The point is that if we have that platform of the International Association of Buddhist Universities, we need to organize it with good governance. What are the main factors of good governance?
The first thing is participation. We expect that participating universities and colleges will come forward to join our movement. It is not on an individual basis, but on the basis of institutions. We want to draw as much participation as possible from the existing institutions in the world. Maybe in the future you have to be open for new members to discuss in our platform. So participation is the first factor of good governance. Participation not only from the far developed institutions, but for whatever possible ways we can help each other we open our platform, we open our hearts to welcome [all members] – and to pledge for the developed institutions to help us, to guide us, so that we can have something to provide support to each other.
The second aspect of good governance in our association would be accountability.

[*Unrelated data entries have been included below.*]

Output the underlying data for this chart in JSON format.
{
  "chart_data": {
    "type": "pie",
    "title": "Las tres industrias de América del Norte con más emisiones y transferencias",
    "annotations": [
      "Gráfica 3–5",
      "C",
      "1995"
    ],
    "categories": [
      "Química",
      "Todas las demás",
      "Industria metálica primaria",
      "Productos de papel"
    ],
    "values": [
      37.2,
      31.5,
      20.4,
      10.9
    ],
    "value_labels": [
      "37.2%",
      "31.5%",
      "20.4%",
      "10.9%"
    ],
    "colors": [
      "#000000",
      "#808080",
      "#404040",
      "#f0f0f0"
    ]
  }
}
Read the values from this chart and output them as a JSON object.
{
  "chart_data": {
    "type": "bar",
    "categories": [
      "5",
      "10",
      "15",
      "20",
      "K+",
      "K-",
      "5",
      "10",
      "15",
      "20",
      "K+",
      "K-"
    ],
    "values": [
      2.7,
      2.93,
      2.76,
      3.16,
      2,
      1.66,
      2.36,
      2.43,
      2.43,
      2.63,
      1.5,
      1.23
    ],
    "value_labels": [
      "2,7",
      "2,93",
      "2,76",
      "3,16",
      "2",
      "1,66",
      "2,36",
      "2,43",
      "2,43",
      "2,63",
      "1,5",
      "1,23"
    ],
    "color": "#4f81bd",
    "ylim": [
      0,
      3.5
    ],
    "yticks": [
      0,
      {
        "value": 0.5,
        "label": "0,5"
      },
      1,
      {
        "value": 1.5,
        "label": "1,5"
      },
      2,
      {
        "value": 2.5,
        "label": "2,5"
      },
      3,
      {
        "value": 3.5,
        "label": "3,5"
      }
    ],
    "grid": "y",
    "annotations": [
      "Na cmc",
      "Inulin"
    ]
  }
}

If there is any difficulty and someone asks for our help, this association must be ready to provide assistance, not to avoid the crying voice to help us here or there… In poor countries, we must be ready to help them, to develop them. If possible we can set up information technology or computer networks – networking our institutions together – so that we can have teleconferences or whatever is necessary and possible through information technology. The way that our Venerable Friend from Australia, Panyavaro can set up a Buddhist E-Library can serve our purpose here. That is for accountability.
The other factor of our platform would be transparency. Our working together must be transparent, we must have check and balance, so that we can have confidence in each other. That means whatever we are doing we must be doing it with concentration, with contributions from our friends within equal rights to know what we are doing.
The last factor that we expect from the new platform is efficiency – invest less, put less money, less energy and effort with more productivity. We don’t have to spend much time, much money to run this platform, but with our contributions from each institution we can have something “more multiplied” – that is, efficiency.
So, if we have these guidelines in our minds in the Buddhist way, we expect that our association will continue to serve our purpose with much success. So, If I may join you, I think that it is necessary to lay down these guidelines of good governance to run our own association and also societies, so that we can invite newcomers into our association and work together on equal terms, with the aspects of Buddhism helping each other, not to exploit [each other], not to do anything [that is] against Buddhist principles.
Maybe institutions in rich countries can have independent bodies without relying on others, but according to the law of paticcasamuppada – dependent origination – we have to depend on each other for our survival in the present-world. The Buddha has taught us this, and we ask you all here, according to the law of dependent origination that we will stick to the law and work it with discipline. I hope we can achieve our objectives, of coming here and doing something together. With this, I open the meeting and welcome you to this symposium.